MBPP, Dream, semi-autoregressive generation

γ\gamma / block_len163264128512
057.258.058.659.058.8
0.0156.657.657.257.857.6
0.154.456.258.658.258.0
0.2550.653.855.255.054.8
0.546.048.649.449.249.2

GSM8K, LLaDa, semi-autoregressive generation

γ\gamma / block_len163264128256
073.172.671.971.871.8
0.0173.172.672.371.771.6
0.172.872.472.772.072.2
0.2573.073.172.972.272.1
0.573.172.271.971.971.7
0.7571.070.770.170.670.7

GSM8K, Dream, semi-autoregressive generation

γ\gamma / block_len163264128256
075.775.374.974.774.3
0.0175.374.875.475.074.4
0.174.174.675.475.274.8
0.2574.874.174.273.973.1
0.571.371.871.972.071.6

Vocabulary size: For the evaluated language MDMs in the paper, we do observe a difference in the optimal γ\gamma value (LLaDa - γ=0.25\gamma=0.25, Dream - γ=0.1\gamma=0.1). Although LLaDa and Dream have different vocabulary sizes (126k and 151k, respectively), this alone is insufficient to determine the effect of vocabulary size. These models were trained differently, using distinct data and context lengths. A computationally intensive experiment involving training multiple models in a controlled environment would be necessary to isolate the influence of vocabulary size on the optimal γ\gamma.

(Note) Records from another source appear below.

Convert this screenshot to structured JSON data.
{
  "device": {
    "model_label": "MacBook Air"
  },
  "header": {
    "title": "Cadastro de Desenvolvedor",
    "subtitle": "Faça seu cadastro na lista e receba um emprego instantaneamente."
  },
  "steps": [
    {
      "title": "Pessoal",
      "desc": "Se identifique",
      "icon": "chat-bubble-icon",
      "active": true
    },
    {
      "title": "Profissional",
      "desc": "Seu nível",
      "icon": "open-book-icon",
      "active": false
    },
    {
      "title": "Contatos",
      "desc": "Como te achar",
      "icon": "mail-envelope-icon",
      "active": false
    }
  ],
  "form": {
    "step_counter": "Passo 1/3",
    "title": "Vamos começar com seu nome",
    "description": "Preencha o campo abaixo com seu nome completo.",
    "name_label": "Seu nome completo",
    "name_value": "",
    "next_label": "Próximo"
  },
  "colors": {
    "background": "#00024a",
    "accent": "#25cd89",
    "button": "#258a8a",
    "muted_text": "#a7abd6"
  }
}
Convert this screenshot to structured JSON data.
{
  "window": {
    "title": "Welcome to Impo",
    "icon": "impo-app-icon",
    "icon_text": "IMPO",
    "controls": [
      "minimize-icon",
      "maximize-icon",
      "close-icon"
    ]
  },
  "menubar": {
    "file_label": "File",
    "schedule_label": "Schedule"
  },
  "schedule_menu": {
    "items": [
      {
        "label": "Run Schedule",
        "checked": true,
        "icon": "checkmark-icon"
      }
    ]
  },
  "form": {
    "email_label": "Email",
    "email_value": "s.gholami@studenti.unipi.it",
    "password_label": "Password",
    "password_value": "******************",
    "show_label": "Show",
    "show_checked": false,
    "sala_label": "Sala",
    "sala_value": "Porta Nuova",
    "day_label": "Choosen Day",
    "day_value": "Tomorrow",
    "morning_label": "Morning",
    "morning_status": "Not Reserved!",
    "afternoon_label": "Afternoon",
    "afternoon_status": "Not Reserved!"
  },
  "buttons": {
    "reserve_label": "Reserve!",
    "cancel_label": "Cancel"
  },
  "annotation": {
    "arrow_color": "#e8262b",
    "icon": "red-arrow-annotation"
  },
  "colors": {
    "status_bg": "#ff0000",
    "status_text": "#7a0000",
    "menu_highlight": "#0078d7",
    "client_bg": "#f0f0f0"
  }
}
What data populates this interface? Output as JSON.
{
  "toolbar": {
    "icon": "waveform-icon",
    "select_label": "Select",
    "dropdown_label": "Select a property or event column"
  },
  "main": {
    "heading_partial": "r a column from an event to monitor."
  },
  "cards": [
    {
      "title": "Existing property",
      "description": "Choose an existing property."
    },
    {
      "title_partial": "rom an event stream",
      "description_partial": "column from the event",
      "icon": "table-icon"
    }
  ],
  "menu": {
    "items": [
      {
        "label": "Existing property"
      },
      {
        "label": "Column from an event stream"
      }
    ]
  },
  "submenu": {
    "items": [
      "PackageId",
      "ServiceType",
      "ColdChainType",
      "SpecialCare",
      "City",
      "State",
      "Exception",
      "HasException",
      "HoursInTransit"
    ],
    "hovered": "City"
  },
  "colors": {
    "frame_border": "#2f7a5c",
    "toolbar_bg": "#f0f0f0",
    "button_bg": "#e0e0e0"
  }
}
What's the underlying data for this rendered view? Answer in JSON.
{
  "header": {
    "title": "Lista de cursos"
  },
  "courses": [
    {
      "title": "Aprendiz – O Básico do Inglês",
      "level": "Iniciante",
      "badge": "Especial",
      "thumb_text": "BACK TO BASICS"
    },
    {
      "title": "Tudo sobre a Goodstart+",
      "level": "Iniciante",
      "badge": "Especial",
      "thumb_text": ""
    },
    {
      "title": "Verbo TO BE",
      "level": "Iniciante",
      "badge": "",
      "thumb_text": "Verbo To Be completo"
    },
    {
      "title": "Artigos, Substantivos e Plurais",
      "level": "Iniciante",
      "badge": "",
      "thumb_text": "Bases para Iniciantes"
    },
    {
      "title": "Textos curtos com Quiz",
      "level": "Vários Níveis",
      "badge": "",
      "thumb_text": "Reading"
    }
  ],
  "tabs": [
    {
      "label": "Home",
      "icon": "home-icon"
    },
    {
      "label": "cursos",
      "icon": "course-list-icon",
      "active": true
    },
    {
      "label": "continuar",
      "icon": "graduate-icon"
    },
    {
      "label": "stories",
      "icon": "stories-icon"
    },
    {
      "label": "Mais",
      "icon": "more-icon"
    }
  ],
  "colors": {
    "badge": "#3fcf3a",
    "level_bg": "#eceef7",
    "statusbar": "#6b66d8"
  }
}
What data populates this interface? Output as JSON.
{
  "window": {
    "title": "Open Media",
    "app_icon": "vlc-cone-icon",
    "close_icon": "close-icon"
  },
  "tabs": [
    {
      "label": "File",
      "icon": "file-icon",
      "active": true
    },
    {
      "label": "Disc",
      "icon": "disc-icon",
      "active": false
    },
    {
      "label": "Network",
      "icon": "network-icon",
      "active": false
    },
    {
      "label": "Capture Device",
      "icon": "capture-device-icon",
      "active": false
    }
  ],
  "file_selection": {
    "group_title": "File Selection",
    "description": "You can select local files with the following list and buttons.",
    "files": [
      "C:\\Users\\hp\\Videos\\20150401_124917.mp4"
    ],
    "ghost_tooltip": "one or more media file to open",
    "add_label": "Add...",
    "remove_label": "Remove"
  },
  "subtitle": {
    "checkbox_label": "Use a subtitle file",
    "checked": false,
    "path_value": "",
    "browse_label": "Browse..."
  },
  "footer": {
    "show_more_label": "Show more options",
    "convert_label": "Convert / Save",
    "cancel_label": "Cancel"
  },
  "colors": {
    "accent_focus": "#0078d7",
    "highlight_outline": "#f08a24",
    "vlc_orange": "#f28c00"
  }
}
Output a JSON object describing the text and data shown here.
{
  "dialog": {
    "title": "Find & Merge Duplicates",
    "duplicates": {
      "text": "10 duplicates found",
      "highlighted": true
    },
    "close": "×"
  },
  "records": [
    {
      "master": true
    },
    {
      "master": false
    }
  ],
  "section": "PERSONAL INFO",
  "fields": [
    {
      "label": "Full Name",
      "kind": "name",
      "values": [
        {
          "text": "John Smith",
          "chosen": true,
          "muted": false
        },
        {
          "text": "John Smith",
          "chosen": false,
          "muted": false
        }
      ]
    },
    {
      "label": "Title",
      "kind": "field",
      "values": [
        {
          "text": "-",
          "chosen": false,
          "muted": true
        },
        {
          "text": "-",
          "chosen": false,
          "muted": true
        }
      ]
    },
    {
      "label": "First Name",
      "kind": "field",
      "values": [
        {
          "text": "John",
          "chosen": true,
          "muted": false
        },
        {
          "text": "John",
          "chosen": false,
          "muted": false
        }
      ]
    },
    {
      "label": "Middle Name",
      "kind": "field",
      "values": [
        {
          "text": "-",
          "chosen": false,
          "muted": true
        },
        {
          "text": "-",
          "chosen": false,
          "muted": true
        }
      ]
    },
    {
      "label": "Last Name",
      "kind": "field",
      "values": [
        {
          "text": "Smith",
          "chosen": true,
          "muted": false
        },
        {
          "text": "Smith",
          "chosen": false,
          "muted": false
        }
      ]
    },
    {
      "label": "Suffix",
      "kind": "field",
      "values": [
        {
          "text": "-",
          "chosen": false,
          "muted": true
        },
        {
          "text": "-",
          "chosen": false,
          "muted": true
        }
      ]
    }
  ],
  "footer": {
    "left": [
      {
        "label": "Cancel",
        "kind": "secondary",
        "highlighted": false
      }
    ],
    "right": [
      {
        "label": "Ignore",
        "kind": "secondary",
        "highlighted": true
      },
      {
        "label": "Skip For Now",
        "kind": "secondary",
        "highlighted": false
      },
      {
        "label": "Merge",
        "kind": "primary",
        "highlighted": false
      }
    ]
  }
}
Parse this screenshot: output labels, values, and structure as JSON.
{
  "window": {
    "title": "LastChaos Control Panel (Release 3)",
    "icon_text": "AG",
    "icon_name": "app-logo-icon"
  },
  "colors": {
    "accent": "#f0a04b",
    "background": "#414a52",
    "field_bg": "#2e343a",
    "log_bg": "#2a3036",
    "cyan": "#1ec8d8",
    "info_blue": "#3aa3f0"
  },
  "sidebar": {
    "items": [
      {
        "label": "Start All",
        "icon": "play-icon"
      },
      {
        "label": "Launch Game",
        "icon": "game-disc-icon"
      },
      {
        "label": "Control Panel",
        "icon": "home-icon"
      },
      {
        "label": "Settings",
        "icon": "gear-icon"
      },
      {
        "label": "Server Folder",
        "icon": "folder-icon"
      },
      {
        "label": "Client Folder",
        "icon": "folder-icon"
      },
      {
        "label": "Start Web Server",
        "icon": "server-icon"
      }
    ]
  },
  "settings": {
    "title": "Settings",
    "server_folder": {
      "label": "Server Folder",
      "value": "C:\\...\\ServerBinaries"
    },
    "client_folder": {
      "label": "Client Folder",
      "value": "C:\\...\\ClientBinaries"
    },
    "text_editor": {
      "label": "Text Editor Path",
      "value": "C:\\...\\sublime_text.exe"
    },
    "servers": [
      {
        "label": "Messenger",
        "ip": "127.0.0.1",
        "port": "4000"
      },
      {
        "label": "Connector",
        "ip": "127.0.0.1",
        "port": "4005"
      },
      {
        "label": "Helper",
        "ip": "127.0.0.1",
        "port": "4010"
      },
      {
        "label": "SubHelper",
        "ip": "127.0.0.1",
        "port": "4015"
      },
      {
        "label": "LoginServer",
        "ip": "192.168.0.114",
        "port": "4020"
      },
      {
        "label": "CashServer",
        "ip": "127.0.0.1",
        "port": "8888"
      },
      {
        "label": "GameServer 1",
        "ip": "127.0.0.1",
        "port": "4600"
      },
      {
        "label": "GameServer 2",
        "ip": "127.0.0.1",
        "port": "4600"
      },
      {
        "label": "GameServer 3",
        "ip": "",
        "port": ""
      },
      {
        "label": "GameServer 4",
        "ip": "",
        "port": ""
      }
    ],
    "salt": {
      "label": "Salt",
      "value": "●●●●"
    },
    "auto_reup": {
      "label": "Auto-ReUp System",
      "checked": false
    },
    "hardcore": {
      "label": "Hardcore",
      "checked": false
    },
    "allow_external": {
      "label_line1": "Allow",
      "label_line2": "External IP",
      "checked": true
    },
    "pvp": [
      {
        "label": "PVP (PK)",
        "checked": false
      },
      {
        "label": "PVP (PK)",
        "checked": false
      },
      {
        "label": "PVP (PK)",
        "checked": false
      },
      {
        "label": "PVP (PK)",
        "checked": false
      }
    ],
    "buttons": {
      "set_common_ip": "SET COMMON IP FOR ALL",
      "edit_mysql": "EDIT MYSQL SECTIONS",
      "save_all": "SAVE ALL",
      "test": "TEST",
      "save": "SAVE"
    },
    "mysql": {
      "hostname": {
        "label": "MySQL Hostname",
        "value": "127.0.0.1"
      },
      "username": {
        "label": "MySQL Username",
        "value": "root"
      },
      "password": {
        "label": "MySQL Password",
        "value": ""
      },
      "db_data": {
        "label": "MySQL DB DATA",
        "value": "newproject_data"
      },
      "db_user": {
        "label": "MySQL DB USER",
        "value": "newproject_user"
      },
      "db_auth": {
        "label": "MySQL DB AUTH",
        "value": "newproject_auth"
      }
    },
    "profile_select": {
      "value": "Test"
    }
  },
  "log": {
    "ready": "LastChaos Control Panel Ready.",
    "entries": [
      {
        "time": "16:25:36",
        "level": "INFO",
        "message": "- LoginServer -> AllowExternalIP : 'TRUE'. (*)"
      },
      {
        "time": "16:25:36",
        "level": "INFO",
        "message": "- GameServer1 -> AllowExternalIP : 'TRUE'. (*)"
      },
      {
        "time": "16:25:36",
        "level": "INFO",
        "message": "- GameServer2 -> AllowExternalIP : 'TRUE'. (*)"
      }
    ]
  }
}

Also, should it depend on some average entropy level of the predictions?

Answer:

We do observe that for the two language MDMs used in the paper the empirically observed optimal γ\gamma is different: γ=0.25\gamma=0.25 for LLaDa and γ=0.1\gamma=0.1 for Dream, but they are consistent across benchmarks. The reviewer is correct though that potentially one could improve our results further by learning state-dependent entropy thresholds for EB-Sampler or more generally state-dependent ϕ\phi functions as we discuss in the conclusions section. Tuning more than one parameter would require more substantive effort though, and we leave learning possibly even stronger adaptive unmasking schemes as extensions for future research.

最终决定

This paper proposes the entropy-bound sampler, a method for dynamically determining parallel unmasking bandwidth in masked diffusion models. All reviewers recommend acceptance -- although some concerns still remain after rebuttal, the reviewers have reached consensus that the paper should be accepted provided authors incorporate all promised revisions from the rebuttal into the camera-ready version.

A critical finding from the rebuttal is that the method's gains are primarily due to its dynamic unmasking bandwidth, while the empirical comparisons are mostly conducted against "top-k" methods with a fixed k. Additional experiments requested by Reviewer RBWG shows that applying threshold on confidence (which also introduces a dynamic k) achieved similar results.

The authors are strongly encouraged to compare to other baselines with a dynamic k in the MDM literature such as the cosine discretization approach (Shi et al., 2024) and the margin-based thresholding (Kim et al., 2025), which would provide a more comprehensive picture of the relative gains of the EB sampler.